The bad sides of Ambien have already been suggested. One additional example: I seem to have made an enemy of the brother of a female swimmer I occasionally correspond with on Facebook. It appears I will not be attending that family's Christmas party this or any other year in the foreseeable future.
The cure for all this, of course, is simple. Either stop taking Ambien, or take it and immediately go to sleep. The problem is that I have found that taking Ambien and fighting off sleep leaves me in the Tiger Woodsian Ambien haze. Though I have no floosy to enjoy myself with while thusly enfogged, I nevertheless enjoy the tranquility and relaxation and freedom from worry this mood bestows. I enjoy it so much, in fact, that I know it will be a while before I am able to wean myself from it.
Note: Ambien and its cousins are not benzodiazepines like Valium, though they target one of the brain's many subtypes of benzodiazepine receptors in the GABA system. Sleep researchers maintain there is no evidence that Ambien and the other Z-drugs are anxiolytic, or anxiety relieving. Thus it is entirely possible that my perception of calm is either a placebo response or idiosyncratic. That said, I will add one penultimate wrinkle here for those, like me, who include amongst your various hobbies an interest in amateur psychopharmacology.
Zolpidem, the generic name for Ambien, has been shown to trigger speech in a certain type of schizophrenic patient who is suffering mutism because of catatonia. It might have helped Al Pacino, for instance, at the end of Scarecrow.
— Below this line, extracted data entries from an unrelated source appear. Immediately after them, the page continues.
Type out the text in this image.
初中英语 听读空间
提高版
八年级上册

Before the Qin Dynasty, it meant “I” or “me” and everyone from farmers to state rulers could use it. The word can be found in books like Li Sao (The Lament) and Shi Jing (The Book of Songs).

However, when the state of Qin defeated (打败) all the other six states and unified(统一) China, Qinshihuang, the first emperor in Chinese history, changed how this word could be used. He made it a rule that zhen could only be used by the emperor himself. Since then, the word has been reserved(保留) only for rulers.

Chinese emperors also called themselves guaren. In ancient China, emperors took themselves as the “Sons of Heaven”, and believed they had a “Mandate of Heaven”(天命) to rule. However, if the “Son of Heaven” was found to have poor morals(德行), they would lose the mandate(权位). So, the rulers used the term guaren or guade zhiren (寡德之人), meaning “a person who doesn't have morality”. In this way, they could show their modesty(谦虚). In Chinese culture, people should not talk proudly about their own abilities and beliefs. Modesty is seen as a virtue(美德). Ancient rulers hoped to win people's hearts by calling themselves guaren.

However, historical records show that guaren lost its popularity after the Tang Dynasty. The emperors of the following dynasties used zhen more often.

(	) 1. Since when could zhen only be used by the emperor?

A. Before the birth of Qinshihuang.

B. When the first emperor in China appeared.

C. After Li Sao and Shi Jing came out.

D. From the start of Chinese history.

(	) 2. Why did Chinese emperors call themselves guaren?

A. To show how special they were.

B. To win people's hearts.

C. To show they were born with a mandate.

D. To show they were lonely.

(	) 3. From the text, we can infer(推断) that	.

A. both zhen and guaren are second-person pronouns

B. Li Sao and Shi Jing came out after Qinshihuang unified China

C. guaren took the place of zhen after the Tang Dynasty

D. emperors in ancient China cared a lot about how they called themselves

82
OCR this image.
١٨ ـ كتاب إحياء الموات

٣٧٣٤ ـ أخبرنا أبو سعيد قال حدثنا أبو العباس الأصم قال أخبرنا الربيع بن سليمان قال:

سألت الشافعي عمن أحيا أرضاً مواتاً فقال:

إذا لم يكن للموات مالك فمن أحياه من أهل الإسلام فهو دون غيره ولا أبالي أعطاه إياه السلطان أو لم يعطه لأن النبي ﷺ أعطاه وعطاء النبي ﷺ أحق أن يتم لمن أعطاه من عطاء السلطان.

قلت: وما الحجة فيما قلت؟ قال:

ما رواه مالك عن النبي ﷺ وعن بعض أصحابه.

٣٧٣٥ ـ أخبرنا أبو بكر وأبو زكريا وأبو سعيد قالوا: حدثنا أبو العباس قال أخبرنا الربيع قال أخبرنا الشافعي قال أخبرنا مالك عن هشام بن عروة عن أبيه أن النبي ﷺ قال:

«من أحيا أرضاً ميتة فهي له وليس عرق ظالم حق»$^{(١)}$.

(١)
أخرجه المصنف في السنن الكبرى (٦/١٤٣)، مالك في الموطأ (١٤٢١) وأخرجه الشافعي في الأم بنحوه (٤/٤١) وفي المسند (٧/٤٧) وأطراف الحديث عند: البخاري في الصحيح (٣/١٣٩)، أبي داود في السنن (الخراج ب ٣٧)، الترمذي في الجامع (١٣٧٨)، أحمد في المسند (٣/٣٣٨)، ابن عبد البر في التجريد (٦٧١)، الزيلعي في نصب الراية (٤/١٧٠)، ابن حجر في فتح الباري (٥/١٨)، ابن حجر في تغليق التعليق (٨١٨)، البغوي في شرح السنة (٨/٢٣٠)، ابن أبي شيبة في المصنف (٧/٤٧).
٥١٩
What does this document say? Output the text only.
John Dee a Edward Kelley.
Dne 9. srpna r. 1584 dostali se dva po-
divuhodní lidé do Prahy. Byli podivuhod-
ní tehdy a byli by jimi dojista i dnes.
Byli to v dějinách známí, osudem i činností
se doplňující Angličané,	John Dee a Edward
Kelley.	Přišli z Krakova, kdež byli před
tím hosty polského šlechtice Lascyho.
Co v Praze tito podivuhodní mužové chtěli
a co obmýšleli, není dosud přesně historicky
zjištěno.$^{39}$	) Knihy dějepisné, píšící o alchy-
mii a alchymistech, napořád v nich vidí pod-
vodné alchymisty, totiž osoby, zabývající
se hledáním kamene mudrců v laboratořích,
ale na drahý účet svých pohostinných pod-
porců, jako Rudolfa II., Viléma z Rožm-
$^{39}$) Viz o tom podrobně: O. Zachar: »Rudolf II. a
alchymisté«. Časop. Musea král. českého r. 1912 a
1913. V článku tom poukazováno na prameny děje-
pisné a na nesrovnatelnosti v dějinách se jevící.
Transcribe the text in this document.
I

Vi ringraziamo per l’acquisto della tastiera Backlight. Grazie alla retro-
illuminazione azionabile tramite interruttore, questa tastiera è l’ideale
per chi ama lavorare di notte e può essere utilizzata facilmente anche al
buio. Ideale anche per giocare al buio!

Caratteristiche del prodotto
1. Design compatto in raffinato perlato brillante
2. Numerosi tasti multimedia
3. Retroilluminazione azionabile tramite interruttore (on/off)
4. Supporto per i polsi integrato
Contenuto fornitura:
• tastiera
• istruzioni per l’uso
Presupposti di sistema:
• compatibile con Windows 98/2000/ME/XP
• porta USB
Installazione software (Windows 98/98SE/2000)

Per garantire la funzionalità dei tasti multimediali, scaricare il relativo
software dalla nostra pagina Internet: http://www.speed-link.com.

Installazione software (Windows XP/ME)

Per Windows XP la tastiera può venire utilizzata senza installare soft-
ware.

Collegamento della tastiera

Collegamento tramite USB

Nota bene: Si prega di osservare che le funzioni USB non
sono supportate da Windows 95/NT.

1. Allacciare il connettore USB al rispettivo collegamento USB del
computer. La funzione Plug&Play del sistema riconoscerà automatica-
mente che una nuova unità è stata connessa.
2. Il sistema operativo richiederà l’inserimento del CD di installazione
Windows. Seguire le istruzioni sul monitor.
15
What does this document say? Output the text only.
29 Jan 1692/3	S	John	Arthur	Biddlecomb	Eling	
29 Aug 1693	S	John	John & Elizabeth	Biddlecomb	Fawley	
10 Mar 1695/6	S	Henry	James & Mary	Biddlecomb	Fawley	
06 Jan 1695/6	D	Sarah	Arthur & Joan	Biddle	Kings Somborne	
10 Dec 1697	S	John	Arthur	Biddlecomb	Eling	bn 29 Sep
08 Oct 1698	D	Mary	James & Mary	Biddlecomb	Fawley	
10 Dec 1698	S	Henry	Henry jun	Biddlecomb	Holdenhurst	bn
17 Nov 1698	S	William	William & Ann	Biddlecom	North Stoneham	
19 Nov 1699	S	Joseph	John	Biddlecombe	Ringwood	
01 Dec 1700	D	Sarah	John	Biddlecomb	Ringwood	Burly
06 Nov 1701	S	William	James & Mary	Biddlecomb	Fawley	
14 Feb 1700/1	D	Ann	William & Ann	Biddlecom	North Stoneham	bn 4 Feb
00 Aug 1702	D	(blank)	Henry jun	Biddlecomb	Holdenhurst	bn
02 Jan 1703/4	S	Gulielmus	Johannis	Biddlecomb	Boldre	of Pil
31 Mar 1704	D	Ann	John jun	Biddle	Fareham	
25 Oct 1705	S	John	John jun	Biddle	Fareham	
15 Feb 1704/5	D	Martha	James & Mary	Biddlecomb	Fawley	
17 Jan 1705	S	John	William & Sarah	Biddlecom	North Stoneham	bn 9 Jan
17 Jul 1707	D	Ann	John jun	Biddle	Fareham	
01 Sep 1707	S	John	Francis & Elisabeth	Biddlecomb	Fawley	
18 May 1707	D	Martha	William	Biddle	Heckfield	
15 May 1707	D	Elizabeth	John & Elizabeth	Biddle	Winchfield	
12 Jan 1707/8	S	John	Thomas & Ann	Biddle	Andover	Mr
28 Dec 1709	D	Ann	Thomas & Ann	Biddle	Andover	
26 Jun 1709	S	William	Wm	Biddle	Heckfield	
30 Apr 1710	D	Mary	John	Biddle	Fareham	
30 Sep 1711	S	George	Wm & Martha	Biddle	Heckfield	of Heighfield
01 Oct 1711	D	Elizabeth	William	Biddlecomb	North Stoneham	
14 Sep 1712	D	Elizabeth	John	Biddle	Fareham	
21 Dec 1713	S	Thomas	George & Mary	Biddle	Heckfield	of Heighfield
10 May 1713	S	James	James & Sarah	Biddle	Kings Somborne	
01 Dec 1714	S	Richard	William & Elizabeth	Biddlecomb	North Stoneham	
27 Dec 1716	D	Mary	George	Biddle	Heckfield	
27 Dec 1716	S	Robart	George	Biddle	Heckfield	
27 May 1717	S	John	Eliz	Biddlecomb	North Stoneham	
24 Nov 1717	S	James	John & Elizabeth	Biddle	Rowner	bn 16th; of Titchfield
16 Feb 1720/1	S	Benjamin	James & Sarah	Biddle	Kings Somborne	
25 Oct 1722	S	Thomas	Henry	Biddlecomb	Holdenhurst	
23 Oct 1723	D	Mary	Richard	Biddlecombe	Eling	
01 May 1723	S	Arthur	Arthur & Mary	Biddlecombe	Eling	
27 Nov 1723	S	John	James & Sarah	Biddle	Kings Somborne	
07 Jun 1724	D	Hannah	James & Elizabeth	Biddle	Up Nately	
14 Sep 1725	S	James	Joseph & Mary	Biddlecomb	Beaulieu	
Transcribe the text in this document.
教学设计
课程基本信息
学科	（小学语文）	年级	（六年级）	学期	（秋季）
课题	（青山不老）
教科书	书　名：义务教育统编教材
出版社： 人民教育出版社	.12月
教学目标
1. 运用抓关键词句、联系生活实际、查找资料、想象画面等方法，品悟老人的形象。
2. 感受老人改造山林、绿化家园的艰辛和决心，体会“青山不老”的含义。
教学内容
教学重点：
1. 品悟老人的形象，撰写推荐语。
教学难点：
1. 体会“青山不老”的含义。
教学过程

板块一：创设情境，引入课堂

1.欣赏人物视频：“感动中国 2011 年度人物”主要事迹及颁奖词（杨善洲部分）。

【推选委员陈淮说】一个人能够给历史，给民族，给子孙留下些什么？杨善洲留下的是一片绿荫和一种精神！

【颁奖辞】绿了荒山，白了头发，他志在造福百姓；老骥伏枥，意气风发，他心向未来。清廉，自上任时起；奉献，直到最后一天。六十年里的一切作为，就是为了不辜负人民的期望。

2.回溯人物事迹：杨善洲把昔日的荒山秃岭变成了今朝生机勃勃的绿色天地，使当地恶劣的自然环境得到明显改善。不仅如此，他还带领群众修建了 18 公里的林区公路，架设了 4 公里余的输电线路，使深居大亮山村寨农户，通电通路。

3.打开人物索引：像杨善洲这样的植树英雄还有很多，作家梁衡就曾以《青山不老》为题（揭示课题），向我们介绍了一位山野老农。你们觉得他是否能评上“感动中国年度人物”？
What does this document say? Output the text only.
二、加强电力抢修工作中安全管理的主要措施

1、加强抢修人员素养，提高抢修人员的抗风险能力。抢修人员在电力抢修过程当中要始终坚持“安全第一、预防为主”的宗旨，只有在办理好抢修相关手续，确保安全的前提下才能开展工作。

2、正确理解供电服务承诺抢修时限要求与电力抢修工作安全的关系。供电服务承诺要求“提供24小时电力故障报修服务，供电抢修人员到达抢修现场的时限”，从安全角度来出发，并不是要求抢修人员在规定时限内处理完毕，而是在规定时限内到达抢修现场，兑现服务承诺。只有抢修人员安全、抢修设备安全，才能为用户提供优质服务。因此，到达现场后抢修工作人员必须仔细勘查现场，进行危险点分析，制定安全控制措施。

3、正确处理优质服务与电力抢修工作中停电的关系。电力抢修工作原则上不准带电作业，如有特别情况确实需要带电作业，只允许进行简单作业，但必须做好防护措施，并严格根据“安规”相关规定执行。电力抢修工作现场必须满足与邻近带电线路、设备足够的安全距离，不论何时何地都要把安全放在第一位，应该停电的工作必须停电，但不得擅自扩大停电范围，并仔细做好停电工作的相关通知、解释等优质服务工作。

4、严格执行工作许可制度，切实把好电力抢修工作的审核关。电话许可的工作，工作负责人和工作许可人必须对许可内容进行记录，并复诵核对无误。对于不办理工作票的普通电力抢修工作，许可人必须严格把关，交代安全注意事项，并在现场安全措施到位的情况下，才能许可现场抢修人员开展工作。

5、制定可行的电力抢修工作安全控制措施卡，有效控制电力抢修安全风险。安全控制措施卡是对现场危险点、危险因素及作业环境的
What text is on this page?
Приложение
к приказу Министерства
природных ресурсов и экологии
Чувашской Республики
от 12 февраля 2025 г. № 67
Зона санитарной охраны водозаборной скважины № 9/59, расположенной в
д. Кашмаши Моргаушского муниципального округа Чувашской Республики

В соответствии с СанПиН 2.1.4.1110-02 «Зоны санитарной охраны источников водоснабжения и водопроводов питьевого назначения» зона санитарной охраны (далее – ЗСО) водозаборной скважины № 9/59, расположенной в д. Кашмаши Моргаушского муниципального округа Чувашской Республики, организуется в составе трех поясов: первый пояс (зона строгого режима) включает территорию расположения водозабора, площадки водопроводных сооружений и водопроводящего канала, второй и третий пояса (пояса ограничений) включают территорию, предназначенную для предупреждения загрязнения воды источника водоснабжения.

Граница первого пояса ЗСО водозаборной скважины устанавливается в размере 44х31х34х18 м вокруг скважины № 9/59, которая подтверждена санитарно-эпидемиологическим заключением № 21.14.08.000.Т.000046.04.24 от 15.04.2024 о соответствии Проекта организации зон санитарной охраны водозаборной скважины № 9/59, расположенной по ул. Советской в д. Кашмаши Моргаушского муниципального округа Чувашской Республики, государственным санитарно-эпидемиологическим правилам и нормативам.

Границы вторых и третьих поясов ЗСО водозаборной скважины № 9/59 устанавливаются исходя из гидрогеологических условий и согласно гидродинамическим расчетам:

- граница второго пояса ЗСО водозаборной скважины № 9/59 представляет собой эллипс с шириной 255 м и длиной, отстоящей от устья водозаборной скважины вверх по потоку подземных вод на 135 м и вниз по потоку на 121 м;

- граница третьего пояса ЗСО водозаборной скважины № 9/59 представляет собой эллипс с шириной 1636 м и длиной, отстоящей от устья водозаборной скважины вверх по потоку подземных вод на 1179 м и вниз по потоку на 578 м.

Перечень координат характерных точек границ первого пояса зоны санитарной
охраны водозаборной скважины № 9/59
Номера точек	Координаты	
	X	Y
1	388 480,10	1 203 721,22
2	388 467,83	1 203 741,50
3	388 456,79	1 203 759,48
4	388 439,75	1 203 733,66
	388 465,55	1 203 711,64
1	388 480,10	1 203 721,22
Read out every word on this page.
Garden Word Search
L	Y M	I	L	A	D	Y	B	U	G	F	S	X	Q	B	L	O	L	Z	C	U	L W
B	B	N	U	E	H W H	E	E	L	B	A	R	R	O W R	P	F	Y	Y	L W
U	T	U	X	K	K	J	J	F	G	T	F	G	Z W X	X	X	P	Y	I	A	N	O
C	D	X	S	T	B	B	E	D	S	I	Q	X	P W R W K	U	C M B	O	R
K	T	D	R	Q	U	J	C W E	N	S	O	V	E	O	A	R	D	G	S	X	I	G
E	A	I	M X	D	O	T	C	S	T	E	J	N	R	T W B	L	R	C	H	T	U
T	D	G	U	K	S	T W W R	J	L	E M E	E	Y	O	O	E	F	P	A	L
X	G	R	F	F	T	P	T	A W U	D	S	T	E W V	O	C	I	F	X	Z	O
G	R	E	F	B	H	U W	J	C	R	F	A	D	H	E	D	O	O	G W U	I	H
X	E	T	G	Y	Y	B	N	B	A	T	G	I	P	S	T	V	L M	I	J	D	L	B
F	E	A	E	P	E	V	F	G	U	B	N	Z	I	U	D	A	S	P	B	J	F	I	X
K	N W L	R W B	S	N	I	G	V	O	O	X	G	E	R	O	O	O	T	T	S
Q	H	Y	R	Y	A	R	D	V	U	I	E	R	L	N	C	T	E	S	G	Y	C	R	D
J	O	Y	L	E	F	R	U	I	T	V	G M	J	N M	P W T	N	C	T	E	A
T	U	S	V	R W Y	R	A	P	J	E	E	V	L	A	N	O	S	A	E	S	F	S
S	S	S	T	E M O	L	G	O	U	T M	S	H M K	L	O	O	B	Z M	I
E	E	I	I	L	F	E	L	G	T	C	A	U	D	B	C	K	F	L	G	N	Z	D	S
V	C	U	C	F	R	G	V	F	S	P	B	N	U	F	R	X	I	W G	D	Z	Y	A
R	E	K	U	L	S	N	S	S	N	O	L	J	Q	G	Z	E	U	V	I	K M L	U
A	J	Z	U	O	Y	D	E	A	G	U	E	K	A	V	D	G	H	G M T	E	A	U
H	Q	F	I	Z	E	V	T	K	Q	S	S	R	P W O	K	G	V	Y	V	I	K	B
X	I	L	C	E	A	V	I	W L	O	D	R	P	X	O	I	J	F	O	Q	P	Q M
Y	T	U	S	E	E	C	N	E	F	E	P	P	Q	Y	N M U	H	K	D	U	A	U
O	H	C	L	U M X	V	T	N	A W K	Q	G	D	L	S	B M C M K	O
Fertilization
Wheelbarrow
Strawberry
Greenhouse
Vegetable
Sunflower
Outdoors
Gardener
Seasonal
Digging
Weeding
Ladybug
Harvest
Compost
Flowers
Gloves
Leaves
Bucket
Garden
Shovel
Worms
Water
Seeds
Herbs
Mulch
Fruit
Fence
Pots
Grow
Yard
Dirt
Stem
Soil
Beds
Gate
Perhaps my reaction is simply some variation on a positive Zolpidem Test.
Now, final wrinkle: though I do believe that this drug is, in some regards, capable of reducing my control over my behavior somewhat, it is clear to me that my decision to keep taking the pill and vlogging and/or otherwise accosting the etherous internet world at large is something of which I am fully culpable. As an expert in the burgeoning field of sleep forensics told me, there is voluntary and involuntary intoxication.
Taking the pill exactly as directed and then going on a blue streak of mayhem is involuntary intoxication, especially the first time it happens.
But taking the pill the way I have been lately, knowing the likely consequences, and doing it anyway, qualifies as voluntary intoxication. In fact, one might argue my case is very voluntary intoxication.
Let me know if I go too far.
Note: this is NOT a cry for help.
Now, on another note, after last night's 4100 yards, I asked some of my swimming teammates if they might help me identify my elbow bone. We could not, for the life of us, decide whether the pointy bone is attached to the upper arm bone or one of the lower arm bones.
So I took a picture with my finger right on the painful jabby bone in the hopes that Drs. Dixon and Jaegermeister, and fellow sufferer Jim Matysek, might better zero in on a diagnosis.
PS what do you think about my peace symbol within a heart medallion?